Coca-Cola is the official sponsor of both the game’s governing body FIFA and the World Cup Trophy Tour. As a promotional venture (Text to COKE promotion), customers have been encouraged to text the code found under the caps of a 20-ounce Coca Cola bottle to 2653 in order to win a ticket to view the trophy.
Winners will be specially treated at the event and have the opportunity to have their photos taken with the trophy.
The lucky football fans will also see a specially created short feature film — produced using the latest 3-D technology — that precedes the unveiling of the World Cup. There will also be other initiatives, organised by the Coca-Cola, for the local fans.
The Coca-Cola 2006 FIFA World Cup International Flag Bearers Youth Programme will cater for local teenagers, between the ages of 12-16, to go to Germany as official national flag bearers.
They will be joined by teenagers from all over the globe as well as hundreds of German teens to comprise a "Flag Team" contingent that will carry the national flags at all the World Cup matches.
The company, via the World Cup promotions, will be giving fans the chance to win exciting World Cup premium prizes and, after the tournament, consumers and customers can also earn pieces of authentic memorabilia, including the Adidas match balls used at the competition.

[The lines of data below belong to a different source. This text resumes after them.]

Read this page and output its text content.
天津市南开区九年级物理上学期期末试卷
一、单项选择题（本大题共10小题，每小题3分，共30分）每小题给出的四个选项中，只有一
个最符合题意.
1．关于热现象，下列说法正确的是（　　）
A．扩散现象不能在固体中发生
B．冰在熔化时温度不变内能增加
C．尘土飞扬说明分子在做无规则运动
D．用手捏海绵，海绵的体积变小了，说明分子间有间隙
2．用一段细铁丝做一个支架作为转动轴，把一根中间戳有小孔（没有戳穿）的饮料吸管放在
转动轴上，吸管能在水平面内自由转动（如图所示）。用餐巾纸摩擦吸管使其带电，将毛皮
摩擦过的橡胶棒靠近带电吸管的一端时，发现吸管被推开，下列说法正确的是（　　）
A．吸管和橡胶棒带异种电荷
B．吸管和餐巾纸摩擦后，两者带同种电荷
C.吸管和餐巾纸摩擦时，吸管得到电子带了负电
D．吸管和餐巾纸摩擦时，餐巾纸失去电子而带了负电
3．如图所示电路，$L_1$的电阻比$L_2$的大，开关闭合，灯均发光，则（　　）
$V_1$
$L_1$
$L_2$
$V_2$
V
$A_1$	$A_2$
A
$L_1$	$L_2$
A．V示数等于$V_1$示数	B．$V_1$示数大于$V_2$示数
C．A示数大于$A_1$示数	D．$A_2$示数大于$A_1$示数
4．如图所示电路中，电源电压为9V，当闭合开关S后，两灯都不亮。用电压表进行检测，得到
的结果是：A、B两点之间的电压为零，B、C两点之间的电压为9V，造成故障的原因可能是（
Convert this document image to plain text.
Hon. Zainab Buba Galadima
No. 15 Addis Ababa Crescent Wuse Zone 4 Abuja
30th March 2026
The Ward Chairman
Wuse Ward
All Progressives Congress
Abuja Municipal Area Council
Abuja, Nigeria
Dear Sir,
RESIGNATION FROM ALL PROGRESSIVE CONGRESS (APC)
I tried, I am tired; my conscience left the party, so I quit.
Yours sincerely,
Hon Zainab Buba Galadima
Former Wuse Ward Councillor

According to information from the FIFA website, the current trophy cannot be won outright, as the regulations state that it shall remain FIFA’s possession. The World Cup winners retain it until the next tournament and are awarded a replica, gold-plated rather than solid gold.
The new trophy is 36 centimetres high, made of solid 18-carat gold and weighs 4,970 grammes. The base contains two layers of semi-precious malachite and has room for 17 small plaques bearing the name of the winners — space enough for the World Champions up to the year 2038.